The Crucial Coolidge Case

The story of Edward Coolidge and how it changed legal precedent and public policy
Illustration by Victoria Marcelino

The shock of President John Kennedy’s assassination was fresh, only 50 days old, when New Hampshire was rocked by another, more personal, random and horrific murder. The case remains one of the state’s most influential. It clarified the need for independent approval for search warrants and caused a change in the state’s criminal sentencing laws.

The story itself is as compelling as the legal and policy precedent it created, but it is also marked a sort of end of innocence for residents of Manchester and the rest of the state. A 14-year-old honor student from Manchester posts her telephone number at a local laundromat in order to find some babysitting jobs, but instead she is kidnapped, raped, beaten, stabbed, shot and discarded on the side of I-93. After an intense investigation, a 27-year-old bakery truck driver and former all-state high school football star, Edward Coolidge, was arrested and later convicted.

 The case was appealed because the defendant argued that the state’s attorney general issued a defective search warrant (by approving it himself, not by an independent judge or magistrate, a common practice in those days). It went all the way to the US Supreme Court, led by JFK’s Solicitor General Archibald Cox, later the Watergate Special Prosecutor, where in 1971 the conviction was overturned on a 5-4 decision. Justice Potter Stewart (who, by the way, owned a home in Sugar Hill, NH) wrote the opinion that threw out key evidence collected in the case because the search warrant was not valid. The Fourth Amendment prohibits unreasonable searches and seizures and requires probable cause. While most of the cases up to this point dealt with what constitutes probable cause, the Coolidge case focused on who determines it and whether that person is independent of the investigation. It ended the practice of search warrants being authorized by law enforcement officials, who were not, as Stewart noted, “neutral” or “detached” from the investigation and could not fairly determine probable cause.   

Without their crucial evidence, the state negotiated a plea bargain where Coolidge agreed to plead guilty to a second-degree murder charge with a sentence of 19-25 years. Merrimack County Superior Court Judge William Batchelder (later a state Supreme Court justice) was quoted in an Associated Press article, calling the plea a “practical, common-sense approach” and explained that under a new state parole law Coolidge could serve a minimum sentence of 18 years minus time for good behavior, and since he’d already served seven years he could be eligible for parole in about 10 years.

At the time, inmates could earn “good behavior” time off their minimum sentence at a rate of 12 ½ days per month or five months per year. A model inmate could see his or her sentence reduced by as much as two-thirds. 
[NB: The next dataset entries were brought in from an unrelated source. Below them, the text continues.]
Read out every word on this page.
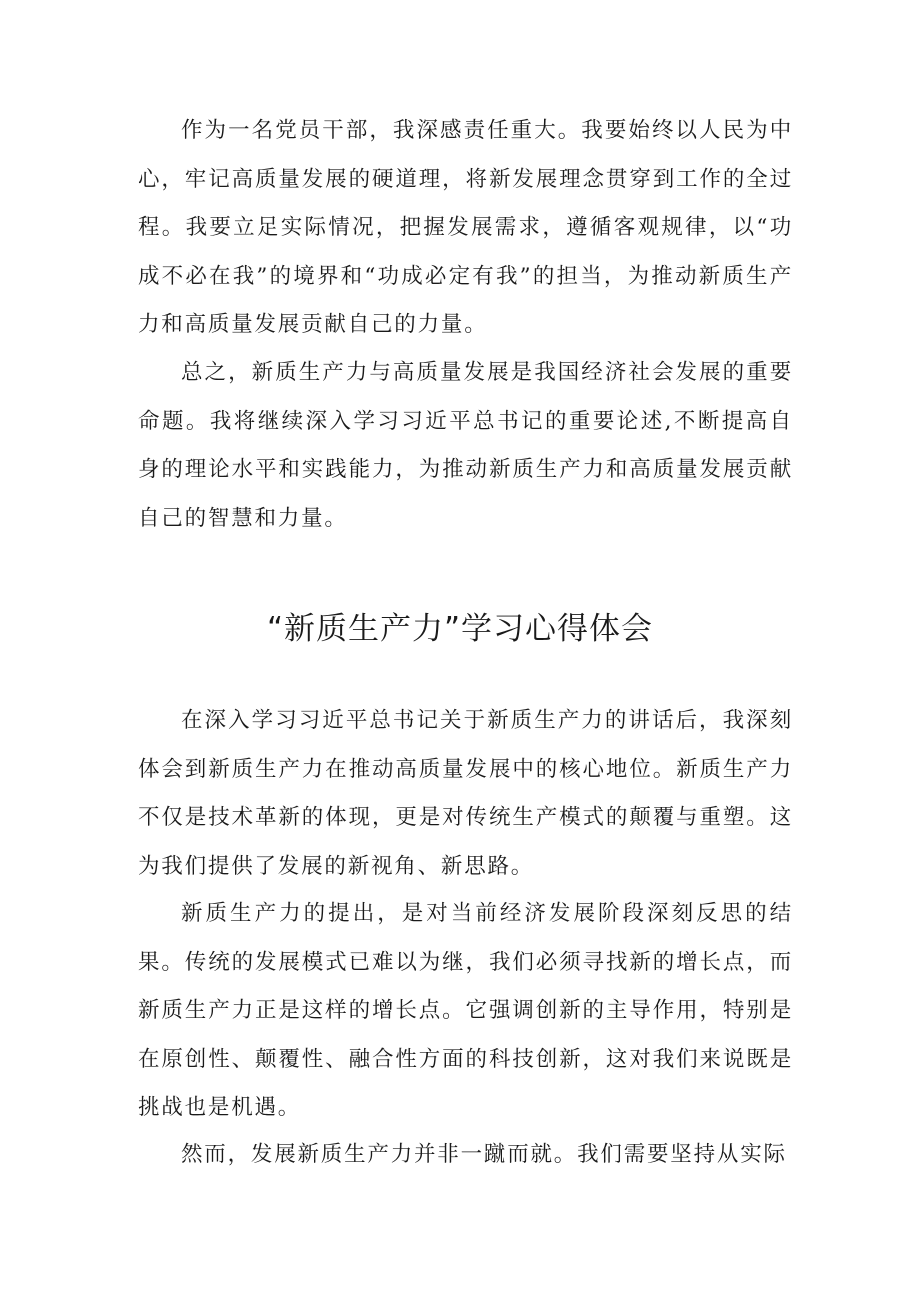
作为一名党员干部，我深感责任重大。我要始终以人民为中心，牢记高质量发展的硬道理，将新发展理念贯穿到工作的全过程。我要立足实际情况，把握发展需求，遵循客观规律，以“功成不必在我”的境界和“功成必定有我”的担当，为推动新质生产力和高质量发展贡献自己的力量。

总之，新质生产力与高质量发展是我国经济社会发展的重要命题。我将继续深入学习习近平总书记的重要论述,不断提高自身的理论水平和实践能力，为推动新质生产力和高质量发展贡献自己的智慧和力量。

“新质生产力”学习心得体会

在深入学习习近平总书记关于新质生产力的讲话后，我深刻体会到新质生产力在推动高质量发展中的核心地位。新质生产力不仅是技术革新的体现，更是对传统生产模式的颠覆与重塑。这为我们提供了发展的新视角、新思路。

新质生产力的提出，是对当前经济发展阶段深刻反思的结果。传统的发展模式已难以为继，我们必须寻找新的增长点，而新质生产力正是这样的增长点。它强调创新的主导作用，特别是在原创性、颠覆性、融合性方面的科技创新，这对我们来说既是挑战也是机遇。

然而，发展新质生产力并非一蹴而就。我们需要坚持从实际
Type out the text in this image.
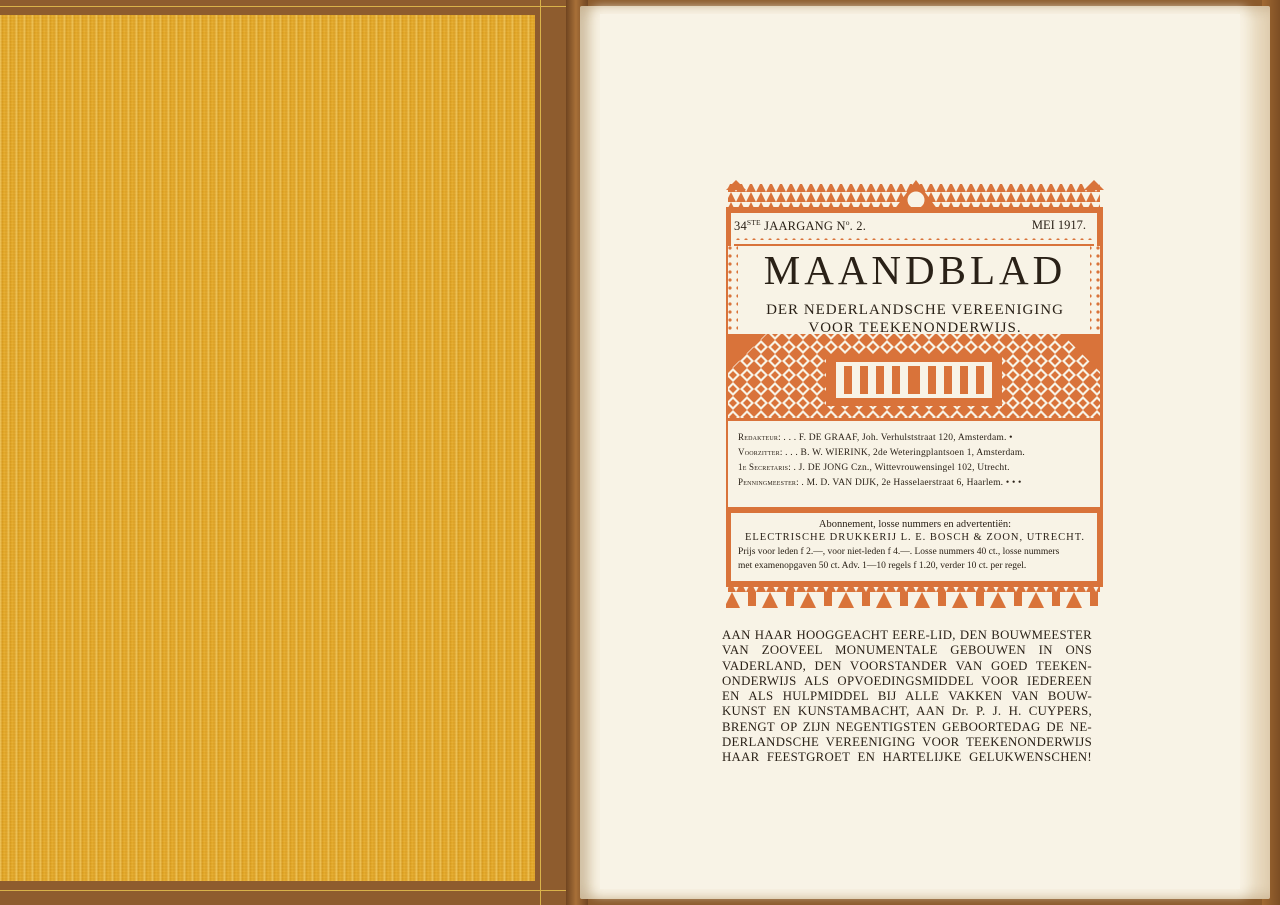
34STE JAARGANG $N^o$. 2.	MEI 1917.
MAANDBLAD
DER NEDERLANDSCHE VEREENIGING
VOOR TEEKENONDERWIJS.
Redakteur: . . . F. DE GRAAF, Joh. Verhulststraat 120, Amsterdam. •
Voorzitter: . . . B. W. WIERINK, 2de Weteringplantsoen 1, Amsterdam.
1e Secretaris: . J. DE JONG Czn., Wittevrouwensingel 102, Utrecht.
Penningmeester: . M. D. VAN DIJK, 2e Hasselaerstraat 6, Haarlem. • • •
Abonnement, losse nummers en advertentiën:
ELECTRISCHE DRUKKERIJ L. E. BOSCH & ZOON, UTRECHT.
Prijs voor leden f 2.—, voor niet-leden f 4.—. Losse nummers 40 ct., losse nummers
met examenopgaven 50 ct. Adv. 1—10 regels f 1.20, verder 10 ct. per regel.
AAN HAAR HOOGGEACHT EERE-LID, DEN BOUWMEESTER
VAN ZOOVEEL MONUMENTALE GEBOUWEN IN ONS
VADERLAND, DEN VOORSTANDER VAN GOED TEEKEN-
ONDERWIJS ALS OPVOEDINGSMIDDEL VOOR IEDEREEN
EN ALS HULPMIDDEL BIJ ALLE VAKKEN VAN BOUW-
KUNST EN KUNSTAMBACHT, AAN Dr. P. J. H. CUYPERS,
BRENGT OP ZIJN NEGENTIGSTEN GEBOORTEDAG DE NE-
DERLANDSCHE VEREENIGING VOOR TEEKENONDERWIJS
HAAR FEESTGROET EN HARTELIJKE GELUKWENSCHEN!
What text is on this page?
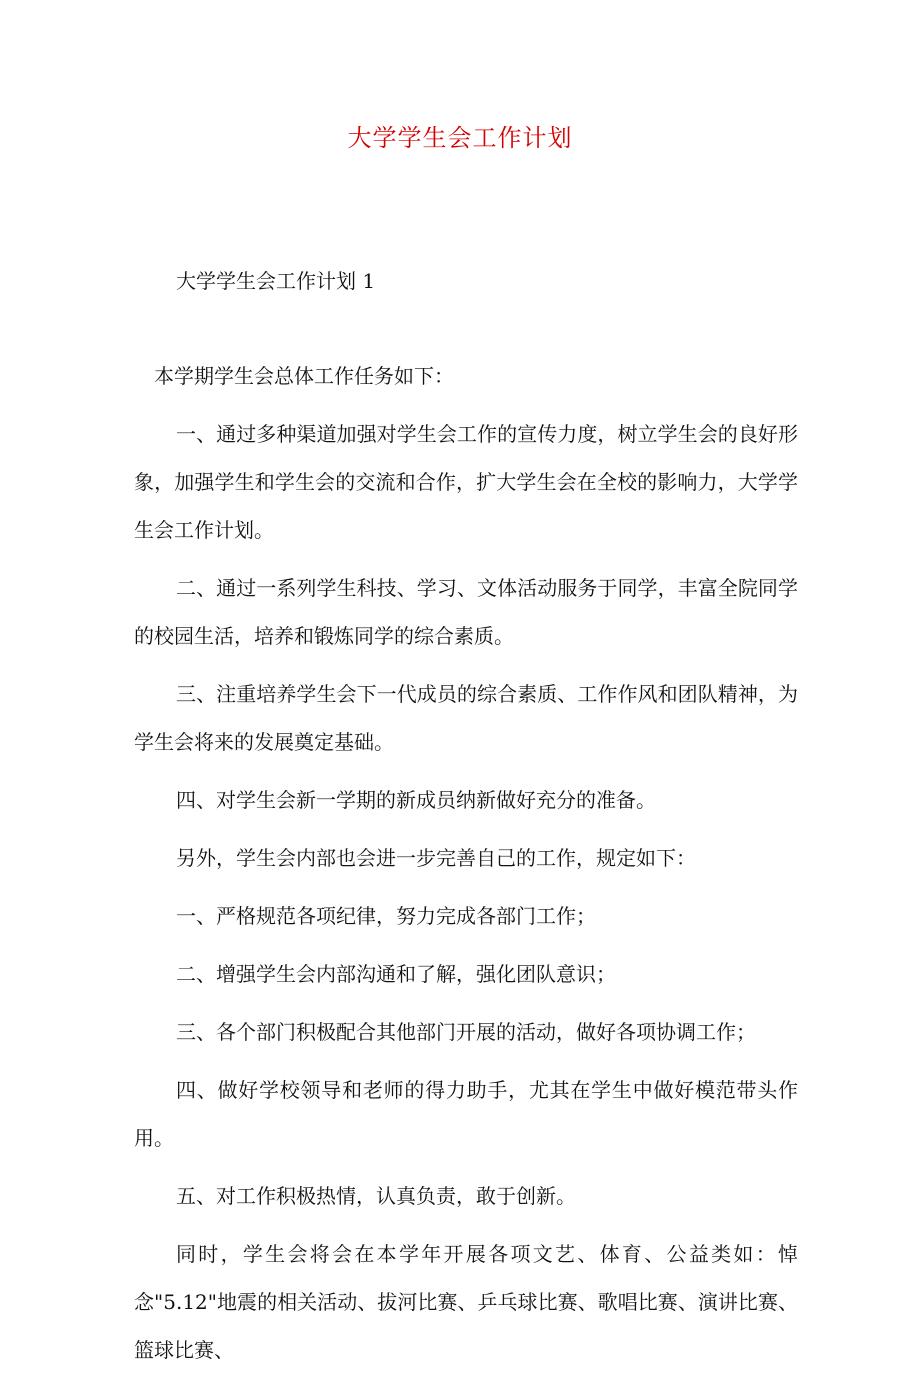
大学学生会工作计划
大学学生会工作计划 1

本学期学生会总体工作任务如下：

一、通过多种渠道加强对学生会工作的宣传力度，树立学生会的良好形象，加强学生和学生会的交流和合作，扩大学生会在全校的影响力，大学学生会工作计划。

二、通过一系列学生科技、学习、文体活动服务于同学，丰富全院同学的校园生活，培养和锻炼同学的综合素质。

三、注重培养学生会下一代成员的综合素质、工作作风和团队精神，为学生会将来的发展奠定基础。

四、对学生会新一学期的新成员纳新做好充分的准备。

另外，学生会内部也会进一步完善自己的工作，规定如下：

一、严格规范各项纪律，努力完成各部门工作；

二、增强学生会内部沟通和了解，强化团队意识；

三、各个部门积极配合其他部门开展的活动，做好各项协调工作；

四、做好学校领导和老师的得力助手，尤其在学生中做好模范带头作用。

五、对工作积极热情，认真负责，敢于创新。

同时，学生会将会在本学年开展各项文艺、体育、公益类如：悼念"5.12"地震的相关活动、拔河比赛、乒乓球比赛、歌唱比赛、演讲比赛、篮球比赛、
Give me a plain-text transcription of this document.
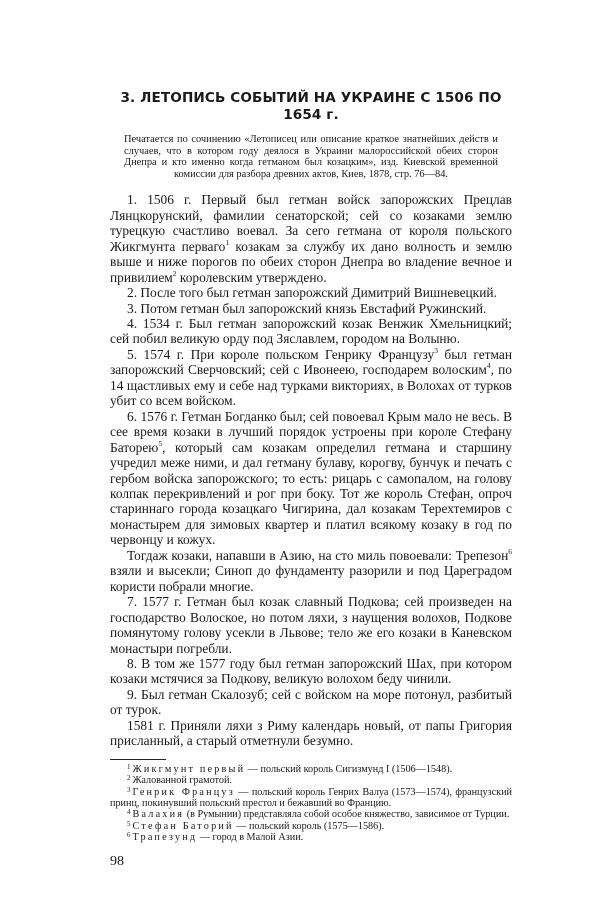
3. ЛЕТОПИСЬ СОБЫТИЙ НА УКРАИНЕ С 1506 ПО 1654 г.
Печатается по сочинению «Летописец или описание краткое знатнейших действ и случаев, что в котором году деялося в Украини малороссийской обеих сторон Днепра и кто именно когда гетманом был козацким», изд. Киевской временной комиссии для разбора древних актов, Киев, 1878, стр. 76—84.

1. 1506 г. Первый был гетман войск запорожских Прецлав Лянцкорунский, фамилии сенаторской; сей со козаками землю турецкую счастливо воевал. За сего гетмана от короля польского Жикгмунта перваго$^1$ козакам за службу их дано волность и землю выше и ниже порогов по обеих сторон Днепра во владение вечное и привилием$^2$ королевским утверждено.

2. После того был гетман запорожский Димитрий Вишневецкий.

3. Потом гетман был запорожский князь Евстафий Ружинский.

4. 1534 г. Был гетман запорожский козак Венжик Хмельницкий; сей побил великую орду под Зяславлем, городом на Волыню.

5. 1574 г. При короле польском Генрику Французу$^3$ был гетман запорожский Сверчовский; сей с Ивонеею, господарем волоским$^4$, по 14 щастливых ему и себе над турками викториях, в Волохах от турков убит со всем войском.

6. 1576 г. Гетман Богданко был; сей повоевал Крым мало не весь. В сее время козаки в лучший порядок устроены при короле Стефану Баторею$^5$, который сам козакам определил гетмана и старшину учредил меже ними, и дал гетману булаву, корогву, бунчук и печать с гербом войска запорожского; то есть: рицарь с самопалом, на голову колпак перекривлений и рог при боку. Тот же король Стефан, опроч стариннаго города козацкаго Чигирина, дал козакам Терехтемиров с монастырем для зимовых квартер и платил всякому козаку в год по червонцу и кожух.

Тогдаж козаки, напавши в Азию, на сто миль повоевали: Трепезон$^6$ взяли и высекли; Синоп до фундаменту разорили и под Цареградом користи побрали многие.

7. 1577 г. Гетман был козак славный Подкова; сей произведен на господарство Волоское, но потом ляхи, з наущения волохов, Подкове помянутому голову усекли в Львове; тело же его козаки в Каневском монастыри погребли.

8. В том же 1577 году был гетман запорожский Шах, при котором козаки мстячися за Подкову, великую волохом беду чинили.

9. Был гетман Скалозуб; сей с войском на море потонул, разбитый от турок.

1581 г. Приняли ляхи з Риму календарь новый, от папы Григория присланный, а старый отметнули безумно.

$^1$ Жикгмунт первый — польский король Сигизмунд I (1506—1548).

$^2$ Жалованной грамотой.

$^3$ Генрик Француз — польский король Генрих Валуа (1573—1574), французский принц, покинувший польский престол и бежавший во Францию.

$^4$ Валахия (в Румынии) представляла собой особое княжество, зависимое от Турции.

$^5$ Стефан Баторий — польский король (1575—1586).

$^6$ Трапезунд — город в Малой Азии.

98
 To understand the historical perspective, says Gregory Smith, a former attorney general, it is important to remember that New Hampshire during those years had a penal system that was  among the most lenient in the country, with a low crime rate and prison population that had changed little in 100 years. “In that time there was no death penalty,” Smith adds. “First-degree murder was 18 years to life,” which, after factoring time off for good behavior, could be a practical sentence of 10 years and seven months.

In 1978, after 14 years in prison, Coolidge applied for parole but was denied. Still, prison and parole officials praised him for being an exemplary prisoner and for completing college-level courses. Four years later in 1982, Coolidge’s parole was granted over the objections of 21,000 petitioners and many politicians. Parole Board Chairman Richard Leonard said he was “the best risk I’ve seen out of 600 cases.”   

Across the country, the political winds had shifted to the right and getting tough on crime was the growing priority. In New Hampshire this movement had a villain, and it was Edward Coolidge and the penal system that seemed to coddle him. In 1983, the state adopted so-called “truth in sentencing” law, which requires all defendants to serve at least the minimum of their sentence and adds 150 days of “bad time” to each year that can be erased by “good time” earned. The proponents hoped that judges’ sentencing would reflect this added time by giving lighter sentences, but that never happened. One of the law’s chief architects was Donna Sytek, of Salem, then a state representative (and later the body’s Speaker and now a member of the parole board). She says “judges didn’t change their sentencing” to meet the increase.

The goal was never longer sentences. The law became closely associated with Coolidge’s release and, for the years since, has become, as Sytek says, “a permanent public issue.” Critics say the law increased the length of prison terms and a jump in the state’s prison population from 330 in 1982 to 2,766 now.   

Edward Coolidge’s actions on a snowy night in 1964 changed New Hampshire and still elicits raw emotions, says crime author Kevin Flynn, who wrote several books about true crimes committed in New Hampshire, including the Coolidge case. He says, “The legacy is the legal precedent that will live on longer than the memory of the case, but crime drives emotion.”